Results: Overrepresentation of -238GA genotype (12.7 vs. 4.7%, p = 0.011) and -238A allele (7.7 vs. 2.3%, p = 0.002) in PTD group has been observed. In PTD 28-32 gw. subgroup, higher frequency of -238GA genotype (31.6 vs. 4.7%, p = 0.00095), and mutated -238A allele (21.1 vs. 2.3%, p = 0.00004) was noted. Moreover in PTD 28-32 gw. subgroup we have noted higher presence of heterozygous -376GA genotype (10.5 vs. 1.3%, p = 0.063) and mutated -376A allele (5.3 vs. 0.7%, p = 0.064). Analysis of TNF-alpha polymorphisms co-occurrence showed statistically significant overrepresentation of genotypes containing mutated -238A allele in PTD group (-238GA/-308GG/-376GG: 8.0 vs. 2.7%, p = 0.035). Haplotype analysis revealed statistically significant difference between PTD and controls in the incidence of -376G/-308G/-238A haplotype containing mutated -238A allele (0.063067 vs. 0.016634, p = 0.030).

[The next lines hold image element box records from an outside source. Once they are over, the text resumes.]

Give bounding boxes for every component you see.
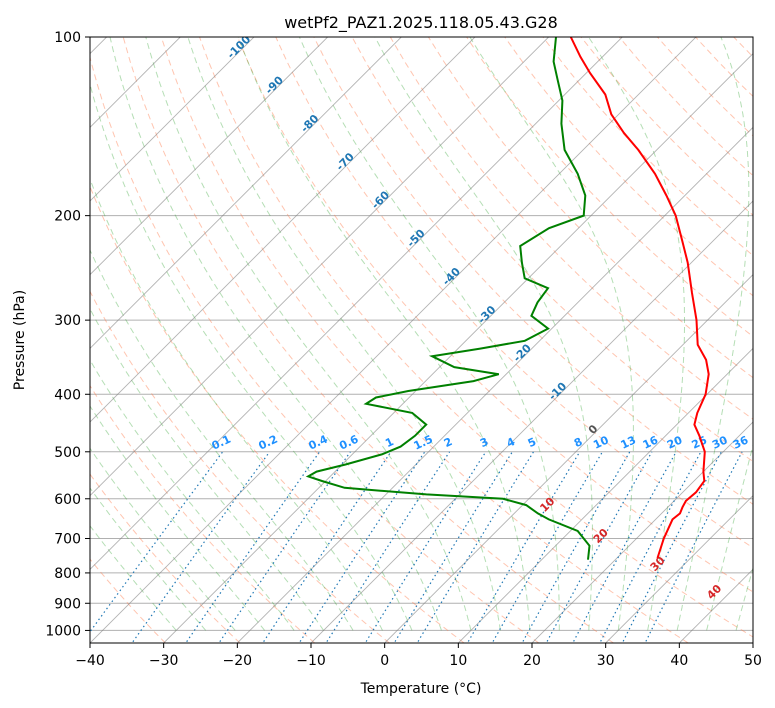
moist-adiabat-line [588, 37, 685, 631]
mixing-ratio-line [644, 451, 743, 643]
mixing-ratio-label: 30 [710, 433, 730, 451]
moist-adiabat-line [298, 37, 560, 631]
moist-adiabat-line [676, 37, 750, 631]
dry-adiabat-line [237, 37, 753, 593]
mixing-ratio-line [262, 451, 392, 643]
dry-adiabat-line [90, 384, 316, 643]
x-tick-label: 10 [449, 653, 467, 669]
mixing-ratio-line [521, 451, 631, 643]
dry-adiabat-line [351, 37, 753, 463]
x-tick-label: 0 [380, 653, 389, 669]
mixing-ratio-line [416, 451, 535, 643]
moist-adiabat-line [90, 359, 295, 631]
isotherm-line [90, 37, 623, 570]
moist-adiabat-line [706, 443, 753, 631]
moist-adiabat-line [374, 37, 593, 631]
isotherm-line [90, 37, 181, 128]
mixing-ratio-line [90, 451, 224, 633]
x-tick-label: −30 [149, 653, 179, 669]
moist-adiabat-line [109, 37, 442, 631]
y-tick-label: 200 [54, 209, 81, 225]
x-tick-label: 50 [744, 653, 762, 669]
isotherm-line [310, 200, 753, 643]
x-tick-label: −40 [75, 653, 105, 669]
y-tick-label: 600 [54, 492, 81, 508]
dry-adiabat-line [504, 37, 753, 297]
moist-adiabat-line [237, 37, 531, 631]
dry-adiabat-line [90, 290, 390, 643]
chart-title: wetPf2_PAZ1.2025.118.05.43.G28 [284, 13, 558, 33]
y-tick-label: 500 [54, 445, 81, 461]
mixing-ratio-line [491, 451, 604, 643]
mixing-ratio-label: 10 [591, 433, 611, 451]
moist-adiabat-line [187, 37, 501, 631]
background-grid [90, 37, 753, 643]
isotherm-line [605, 495, 753, 643]
moist-adiabat-line [90, 82, 413, 631]
mixing-ratio-label: 36 [731, 433, 751, 451]
isotherm-line [236, 126, 753, 643]
isotherm-line [384, 274, 753, 643]
isotherm-line [90, 37, 550, 497]
axes: −40 −30 −20 −10 0 10 20 30 40 50 1000 900 800 700 600 5… [45, 30, 762, 669]
x-tick-label: −20 [223, 653, 253, 669]
dry-adiabat-line [122, 37, 614, 643]
dry-adiabat-line [427, 37, 753, 379]
dry-adiabat-line [389, 37, 753, 420]
temperature-profile-line [569, 37, 710, 559]
dry-adiabat-line [313, 37, 753, 505]
moist-adiabat-line [90, 487, 207, 631]
dry-adiabat-line [90, 185, 465, 643]
moist-adiabat-line [145, 37, 472, 631]
x-axis-title: Temperature (°C) [360, 681, 482, 697]
moist-adiabat-line [735, 565, 753, 631]
y-tick-label: 800 [54, 566, 81, 582]
y-tick-label: 300 [54, 313, 81, 329]
dry-adiabat-line [275, 37, 753, 549]
dry-adiabat-line [466, 37, 753, 338]
x-tick-label: −10 [296, 653, 326, 669]
mixing-ratio-label: 16 [641, 433, 661, 451]
dry-adiabat-line [160, 37, 689, 643]
moist-adiabat-line [90, 525, 177, 631]
x-tick-label: 20 [523, 653, 541, 669]
isotherm-line [531, 421, 753, 643]
mixing-ratio-line [466, 451, 581, 643]
isotherm-line [90, 37, 329, 276]
dewpoint-profile-line [305, 37, 591, 560]
x-tick-label: 30 [597, 653, 615, 669]
isotherm-line [90, 37, 697, 643]
moist-adiabat-line [90, 248, 354, 631]
y-tick-label: 400 [54, 387, 81, 403]
mixing-ratio-label: 20 [665, 433, 685, 451]
isotherm-line [457, 347, 753, 643]
isotherm-line [90, 37, 255, 202]
mixing-ratio-line [393, 451, 513, 643]
mixing-ratio-line [218, 451, 351, 643]
mixing-ratio-line [298, 451, 426, 643]
y-tick-label: 1000 [45, 623, 81, 639]
plot-frame [89, 36, 754, 644]
y-tick-label: 700 [54, 532, 81, 548]
isotherm-line [163, 53, 753, 643]
y-axis-title: Pressure (hPa) [12, 290, 28, 390]
moist-adiabat-line [90, 307, 325, 631]
y-tick-label: 900 [54, 596, 81, 612]
moist-adiabat-line [90, 405, 265, 631]
mixing-ratio-label: 13 [619, 433, 638, 451]
x-tick-label: 40 [670, 653, 688, 669]
sounding-profiles [305, 37, 710, 560]
moist-adiabat-line [469, 37, 634, 631]
isotherm-line [90, 37, 402, 349]
mixing-ratio-line [325, 451, 451, 643]
y-tick-label: 100 [54, 30, 81, 46]
dry-adiabat-line [90, 473, 241, 643]
moist-adiabat-line [90, 447, 236, 631]
isotherm-line [90, 37, 476, 423]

Conclusion: The study indicated the strong association of mutated -238A allele of TNF-alpha gene with increased risk of PTD. Analysis of genotypes and alleles prevalence in PTD women divided according to gestational age suggests the possible role of mutated variants of -238G>A and -376G>A TNF-alpha polymorphisms in Polish women delivering between 28 and 32 gw.